According to CDC data, Black women are nearly three times more likely to die during childbirth than white women and are more likely to face maternal health issues. With new abortion restrictions and bans, these health outcomes are expected to get even worse: a 2021 Duke University study estimated the potential death toll following a total abortion ban and found a 33 percent increase in Black women who died due to pregnancy-related complications.
The states that are already moving to ban abortion are among those with the largest Black populations in the country. Consider Mississippi, the state with the highest percentage of Black residents in the nation, and one of the 13 states with a “trigger law” that ensured today’s decision would result in a near-immediate ban on abortion access.
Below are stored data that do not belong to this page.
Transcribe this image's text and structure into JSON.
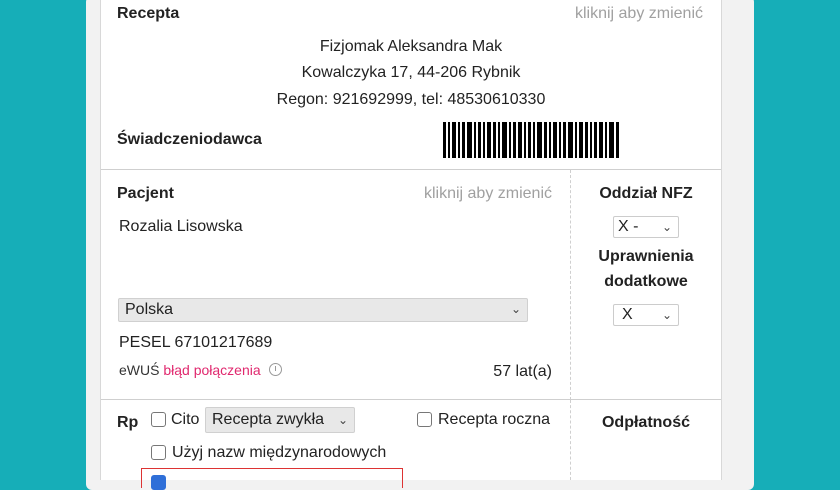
{
  "recepta": {
    "title": "Recepta",
    "change_hint": "kliknij aby zmienić",
    "provider_name": "Fizjomak Aleksandra Mak",
    "provider_address": "Kowalczyka  17, 44-206 Rybnik",
    "provider_regon": "Regon: 921692999, tel: 48530610330",
    "provider_label": "Świadczeniodawca"
  },
  "pacjent": {
    "title": "Pacjent",
    "change_hint": "kliknij aby zmienić",
    "name": "Rozalia Lisowska",
    "country": "Polska",
    "pesel": "PESEL  67101217689",
    "ewus_label": "eWUŚ",
    "ewus_status": "błąd połączenia",
    "age": "57  lat(a)"
  },
  "nfz": {
    "title": "Oddział NFZ",
    "oddzial_value": "X  - ",
    "uprawnienia_line1": "Uprawnienia",
    "uprawnienia_line2": "dodatkowe",
    "uprawnienia_value": "X"
  },
  "rp": {
    "label": "Rp",
    "cito_label": "Cito",
    "type_value": "Recepta zwykła",
    "annual_label": "Recepta roczna",
    "intl_label": "Użyj nazw międzynarodowych"
  },
  "odplatnosc": {
    "title": "Odpłatność"
  },
  "colors": {
    "background": "#16aeb8",
    "ewus_error": "#e0286e",
    "highlight_frame": "#d33"
  }
}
Three other states with the highest proportion of Black residents – Tennessee, Louisiana, and Arkansas – have these trigger laws in place, and many other states, especially in the South, are moving to severely restrict or outright ban abortion.
The impact of new abortion bans and restrictions will be felt most acutely by poor and working-class Black women – Black women are significantly more likely to live in poverty compared to white women. For these women, the overturning of Roe won’t mean that abortions will end; it will mean that access to critical, potentially life-saving healthcare will move hundreds of miles out of reach. It will mean time off of work (likely unpaid) and travel and childcare costs – expenses that may not be possible for women living paycheck to paycheck, struggling to simply put meals on the table.
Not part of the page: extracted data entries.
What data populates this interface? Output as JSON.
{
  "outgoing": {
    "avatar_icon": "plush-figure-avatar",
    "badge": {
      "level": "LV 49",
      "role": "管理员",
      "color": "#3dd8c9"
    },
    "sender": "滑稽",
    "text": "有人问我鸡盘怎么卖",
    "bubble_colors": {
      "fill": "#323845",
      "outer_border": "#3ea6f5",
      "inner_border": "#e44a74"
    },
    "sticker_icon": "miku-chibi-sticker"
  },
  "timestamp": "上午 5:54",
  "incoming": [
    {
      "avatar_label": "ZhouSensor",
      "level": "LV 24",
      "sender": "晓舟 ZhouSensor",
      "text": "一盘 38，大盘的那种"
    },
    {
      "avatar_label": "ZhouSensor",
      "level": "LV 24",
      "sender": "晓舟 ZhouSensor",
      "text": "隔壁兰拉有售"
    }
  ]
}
At a time like this, when daughters suddenly have fewer rights than their mothers and grandmothers, it is challenging to imagine a way forward. But the answer is to do everything we can to restore our rights and ensure every woman has access to the healthcare they need and deserve, a right afforded to them under our nation’s Constitution. To do that, we need to elect and elevate more Black women. Black women have been at the forefront of the fight to protect and expand reproductive rights – from members of Congress like Reps. Cori Bush, Ayanna Pressley, and Lauren Underwood, to our first Black woman Vice President Kamala Harris, to soon-to-be-seated Supreme Court Justice Ketanji Brown Jackson. We must elect Stacey Abrams to lead the state of Georgia – one of the states that is now positioned to severely restrict, or overturn the right to access abortion care under the leadership of their current Governor, Brian Kemp. And finally, we need to not only encourage, but throw our unwavering support behind more Black women from all across the country to run for office – women who personally understand the deep impact that a lack of healthcare and abortion restrictions have on communities thathave lacked fair representation for far too long.
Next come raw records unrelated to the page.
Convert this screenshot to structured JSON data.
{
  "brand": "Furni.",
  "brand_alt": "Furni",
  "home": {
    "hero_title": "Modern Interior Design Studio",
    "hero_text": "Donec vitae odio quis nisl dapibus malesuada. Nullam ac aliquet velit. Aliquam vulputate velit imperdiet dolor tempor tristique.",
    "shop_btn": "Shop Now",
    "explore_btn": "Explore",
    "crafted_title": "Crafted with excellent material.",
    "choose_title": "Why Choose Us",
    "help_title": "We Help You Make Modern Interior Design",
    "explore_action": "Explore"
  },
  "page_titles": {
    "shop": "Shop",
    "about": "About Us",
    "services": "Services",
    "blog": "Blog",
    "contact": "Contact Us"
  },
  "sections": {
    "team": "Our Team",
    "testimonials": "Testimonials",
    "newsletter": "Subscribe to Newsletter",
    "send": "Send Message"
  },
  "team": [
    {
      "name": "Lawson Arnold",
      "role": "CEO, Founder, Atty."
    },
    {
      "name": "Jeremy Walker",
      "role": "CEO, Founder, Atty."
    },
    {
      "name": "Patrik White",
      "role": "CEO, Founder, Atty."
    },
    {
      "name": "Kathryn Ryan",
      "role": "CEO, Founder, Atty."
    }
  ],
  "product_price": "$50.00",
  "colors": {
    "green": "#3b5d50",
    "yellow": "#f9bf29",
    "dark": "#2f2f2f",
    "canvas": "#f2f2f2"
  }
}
Today and every day, I stands with my partners and allies ready to continue the critical fight for access to affordable, safe, legal abortions for all women, no matter where they live, how they identify, or how much money they have. We will not back down.
Glynda Carr is president and CEO of Higher Heights for America, the only national organization providing Black women with a political home exclusively dedicated to harnessing their power to expand Black women’s elected representation and voting participation, and advance progressive policies.
The views expressed in this article are the writer’s own.